Gene Therapy

Two gene therapies were approved in Dec. 2023 by the Food and Drug Administration (FDA) to treat sickle cell disease: exagamglogene autotemcel and lovotibeglogene autotemcel. These treatments are considered potentially curative.

  • STEP ONE

    Doctors collect stem cells from your body. The blood-forming stem cells make your red blood cells and other blood cells. The DNA in these stem cells create sickled red blood cells. Collecting enough stem cells often needs several sessions.

  • STEP TWO

    The stem cells are taken to a lab. With exagamglogene autotemcel, technicians edit the cells. Lovotibeglogene autotemcel uses a technique called gene addition.
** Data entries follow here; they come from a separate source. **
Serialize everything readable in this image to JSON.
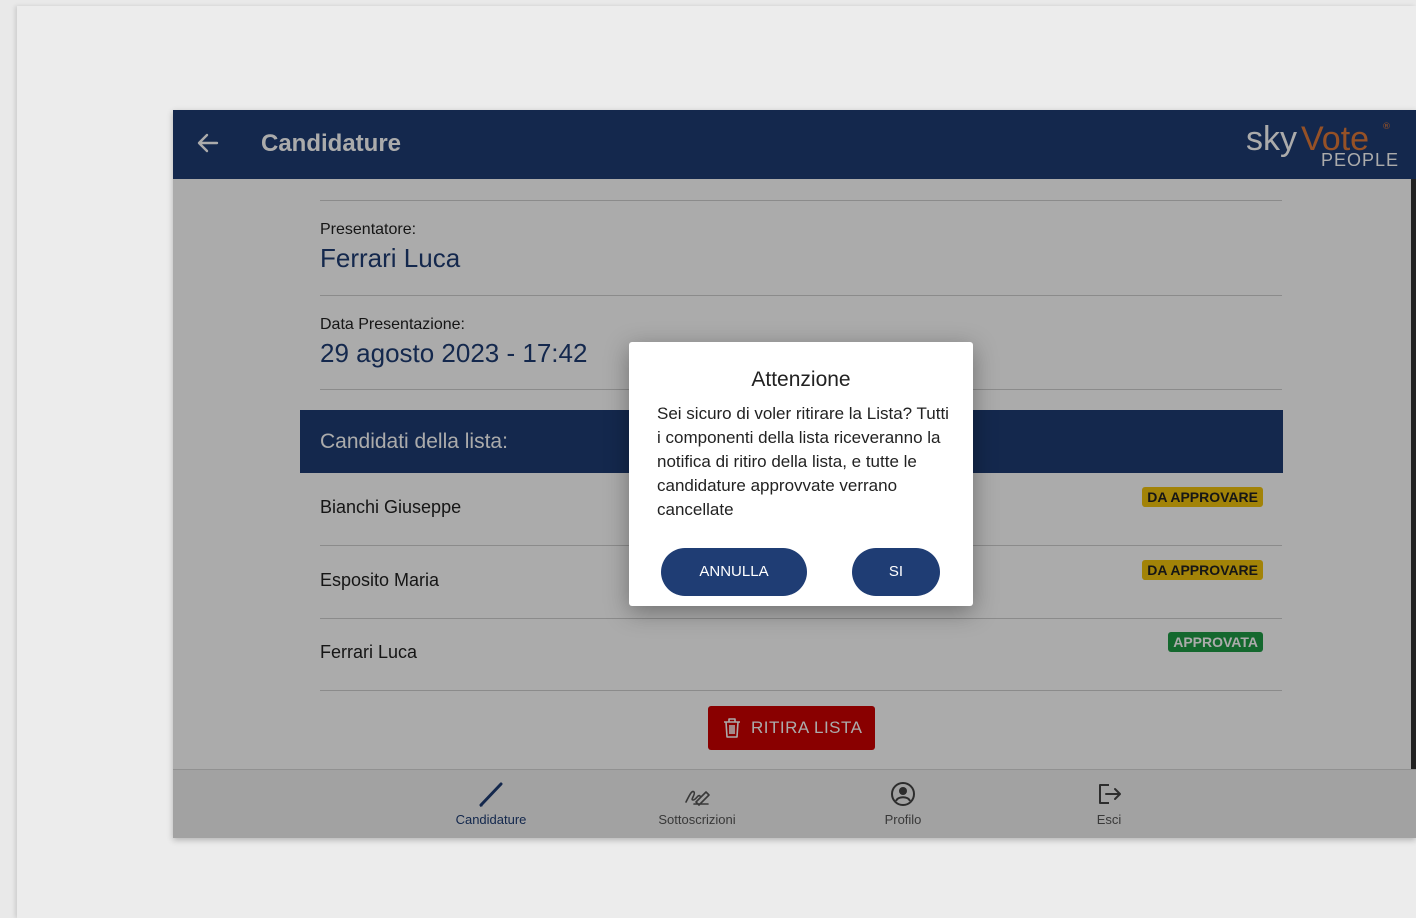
{
  "header": {
    "title": "Candidature",
    "logo": {
      "sky": "sky",
      "vote": "Vote",
      "people": "PEOPLE",
      "reg": "®"
    }
  },
  "details": {
    "presenter_label": "Presentatore:",
    "presenter_value": "Ferrari Luca",
    "date_label": "Data Presentazione:",
    "date_value": "29 agosto 2023 - 17:42"
  },
  "list": {
    "header": "Candidati della lista:",
    "candidates": [
      {
        "name": "Bianchi Giuseppe",
        "status": "DA APPROVARE",
        "status_type": "pending"
      },
      {
        "name": "Esposito Maria",
        "status": "DA APPROVARE",
        "status_type": "pending"
      },
      {
        "name": "Ferrari Luca",
        "status": "APPROVATA",
        "status_type": "approved"
      }
    ]
  },
  "actions": {
    "withdraw_label": "RITIRA LISTA"
  },
  "bottom_nav": {
    "items": [
      {
        "label": "Candidature",
        "icon": "pencil-icon",
        "active": true
      },
      {
        "label": "Sottoscrizioni",
        "icon": "signature-icon",
        "active": false
      },
      {
        "label": "Profilo",
        "icon": "user-circle-icon",
        "active": false
      },
      {
        "label": "Esci",
        "icon": "logout-icon",
        "active": false
      }
    ]
  },
  "dialog": {
    "title": "Attenzione",
    "body": "Sei sicuro di voler ritirare la Lista? Tutti i componenti della lista riceveranno la notifica di ritiro della lista, e tutte le candidature approvvate verrano cancellate",
    "cancel_label": "ANNULLA",
    "confirm_label": "SI"
  },
  "colors": {
    "primary": "#1f3d74",
    "pending": "#f2c40c",
    "approved": "#1f9c45",
    "danger": "#cc0000",
    "logo_accent": "#e07a3a"
  }
}
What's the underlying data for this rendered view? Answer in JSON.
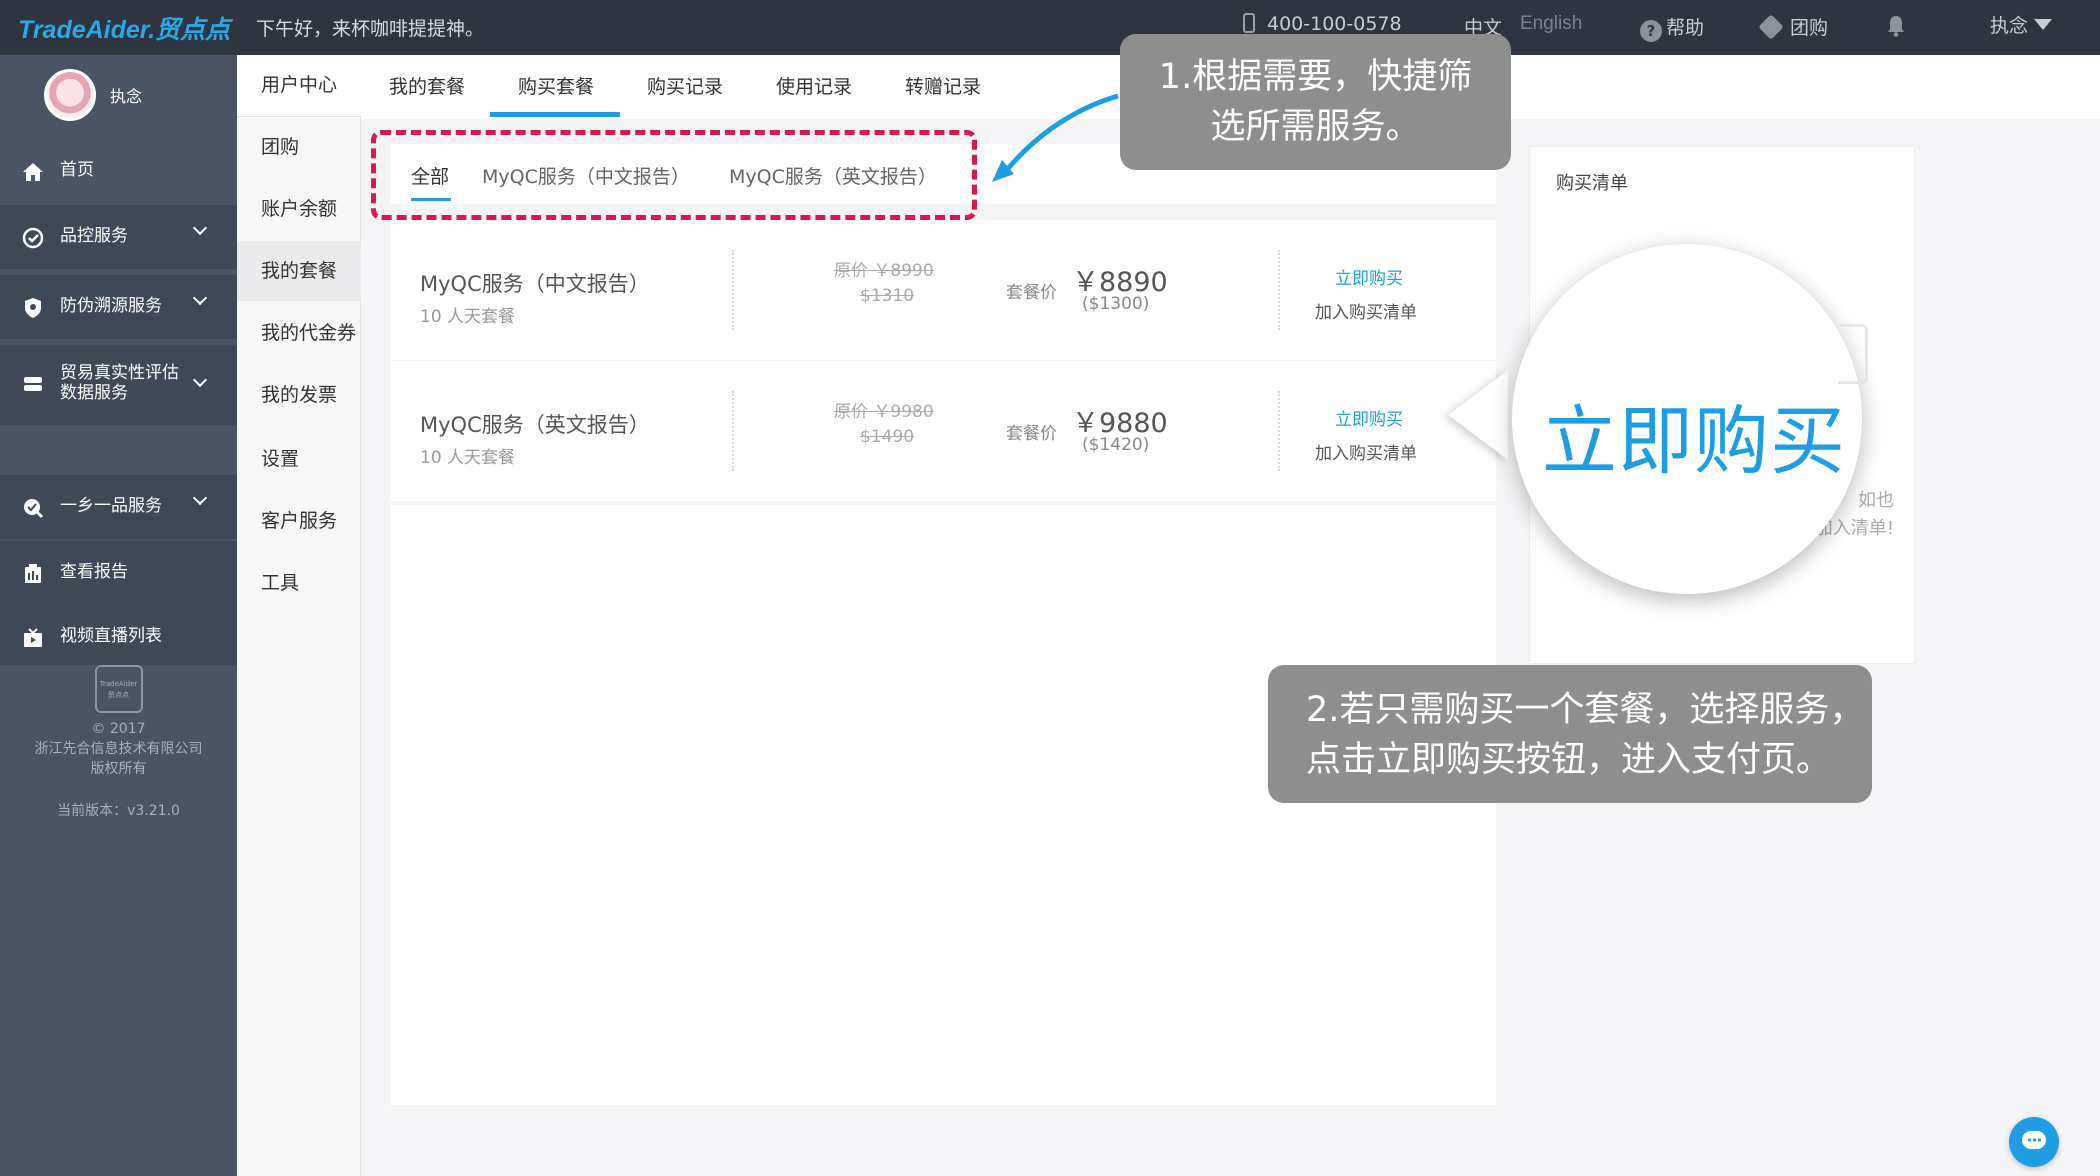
{
  "topbar": {
    "logo": "TradeAider.贸点点",
    "greeting": "下午好，来杯咖啡提提神。",
    "phone": "400-100-0578",
    "lang_zh": "中文",
    "lang_en": "English",
    "help": "帮助",
    "group_buy": "团购",
    "user": "执念"
  },
  "sidebar": {
    "username": "执念",
    "items": [
      {
        "label": "首页",
        "icon": "home-icon"
      },
      {
        "label": "品控服务",
        "icon": "quality-control-icon"
      },
      {
        "label": "防伪溯源服务",
        "icon": "shield-icon"
      },
      {
        "label": "贸易真实性评估\n数据服务",
        "icon": "handshake-icon"
      },
      {
        "label": "一乡一品服务",
        "icon": "search-badge-icon"
      },
      {
        "label": "查看报告",
        "icon": "report-icon"
      },
      {
        "label": "视频直播列表",
        "icon": "video-icon"
      }
    ],
    "footer": {
      "logo_text": "TradeAider 贸点点",
      "copyright_year": "© 2017",
      "company": "浙江先合信息技术有限公司",
      "rights": "版权所有",
      "version": "当前版本：v3.21.0"
    }
  },
  "subnav": {
    "items": [
      "用户中心",
      "团购",
      "账户余额",
      "我的套餐",
      "我的代金券",
      "我的发票",
      "设置",
      "客户服务",
      "工具"
    ],
    "active_index": 3
  },
  "tabs": {
    "items": [
      "我的套餐",
      "购买套餐",
      "购买记录",
      "使用记录",
      "转赠记录"
    ],
    "active_index": 1
  },
  "filter": {
    "items": [
      "全部",
      "MyQC服务（中文报告）",
      "MyQC服务（英文报告）"
    ],
    "active_index": 0
  },
  "packages": [
    {
      "name": "MyQC服务（中文报告）",
      "sub": "10 人天套餐",
      "orig_price": "原价 ￥8990",
      "orig_usd": "$1310",
      "price_label": "套餐价",
      "price": "￥8890",
      "price_usd": "($1300)",
      "buy_now": "立即购买",
      "add_cart": "加入购买清单"
    },
    {
      "name": "MyQC服务（英文报告）",
      "sub": "10 人天套餐",
      "orig_price": "原价 ￥9980",
      "orig_usd": "$1490",
      "price_label": "套餐价",
      "price": "￥9880",
      "price_usd": "($1420)",
      "buy_now": "立即购买",
      "add_cart": "加入购买清单"
    }
  ],
  "cart": {
    "title": "购买清单",
    "empty_line1": "如也",
    "empty_line2": "加入清单!"
  },
  "callouts": {
    "step1_line1": "1.根据需要，快捷筛",
    "step1_line2": "选所需服务。",
    "step2_line1": "2.若只需购买一个套餐，选择服务，",
    "step2_line2": "点击立即购买按钮，进入支付页。",
    "magnifier_text": "立即购买"
  },
  "colors": {
    "accent": "#1e9de3",
    "topbar_bg": "#2e3440",
    "sidebar_bg": "#4a5465",
    "highlight_dash": "#d9184b",
    "callout_bg": "#8e8e8e"
  }
}
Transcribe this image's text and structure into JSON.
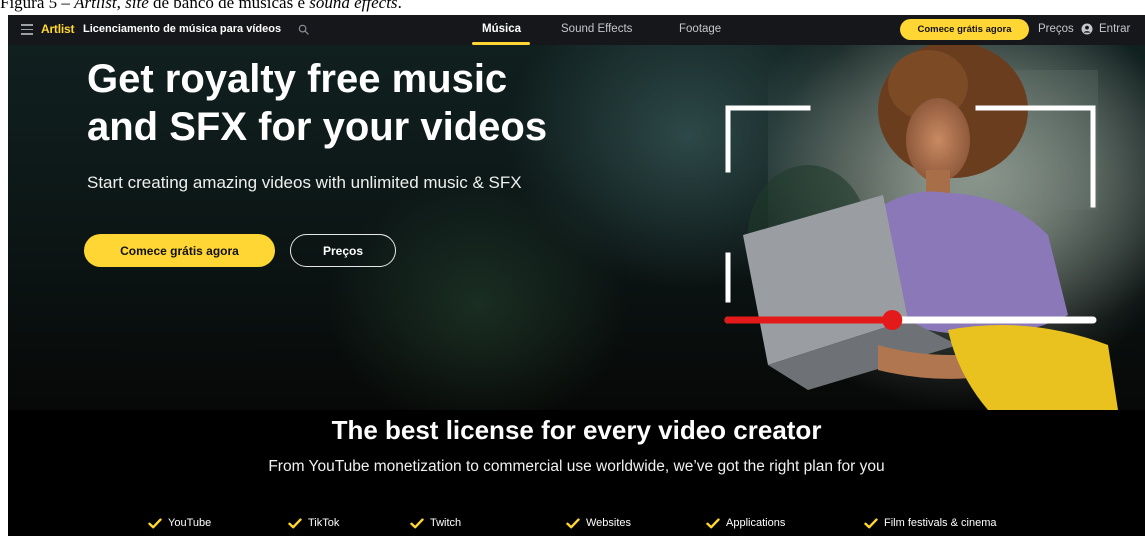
{
  "caption": {
    "prefix": "Figura 5 – ",
    "brand": "Artlist",
    "middle": ", ",
    "site_word": "site",
    "rest": " de banco de músicas e ",
    "sound_effects": "sound effects",
    "end": "."
  },
  "nav": {
    "logo": "Artlist",
    "brand_title": "Licenciamento de música para vídeos",
    "tabs": [
      "Música",
      "Sound Effects",
      "Footage"
    ],
    "active_tab": "Música",
    "cta": "Comece grátis agora",
    "pricing": "Preços",
    "login": "Entrar",
    "icons": [
      "hamburger-icon",
      "search-icon",
      "user-icon"
    ]
  },
  "hero": {
    "title_line1": "Get royalty free music",
    "title_line2": "and SFX for your videos",
    "subtitle": "Start creating amazing videos with unlimited music & SFX",
    "cta": "Comece grátis agora",
    "secondary": "Preços",
    "progress": 0.45
  },
  "license": {
    "title": "The best license for every video creator",
    "subtitle": "From YouTube monetization to commercial use worldwide, we’ve got the right plan for you",
    "features": [
      "YouTube",
      "TikTok",
      "Twitch",
      "Websites",
      "Applications",
      "Film festivals & cinema"
    ]
  },
  "colors": {
    "accent": "#ffd633",
    "nav_bg": "#16171a",
    "progress_red": "#e41a1a"
  }
}
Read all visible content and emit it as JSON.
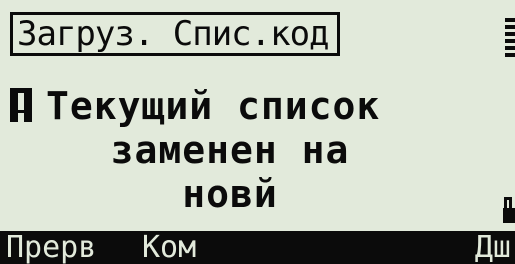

After either gene therapy, your stem cells will make red blood cells that don’t sickle in your body.

  • STEP THREE

    While your stem cells are having gene therapy in the lab, you will receive chemotherapy to remove the original cells from your bone marrow.

  • STEP FOUR

    Your stem cells that had gene therapy are injected back into your body. While you wait for these stem cells to grow and generate new blood cells, you will need medical support. Plan on at least a month in the hospital and then frequent clinic visits for several months.

  • STEP FIVE

    Follow up visits will be with the gene therapy center for a while, then likely with a sickle cell center for 15 years.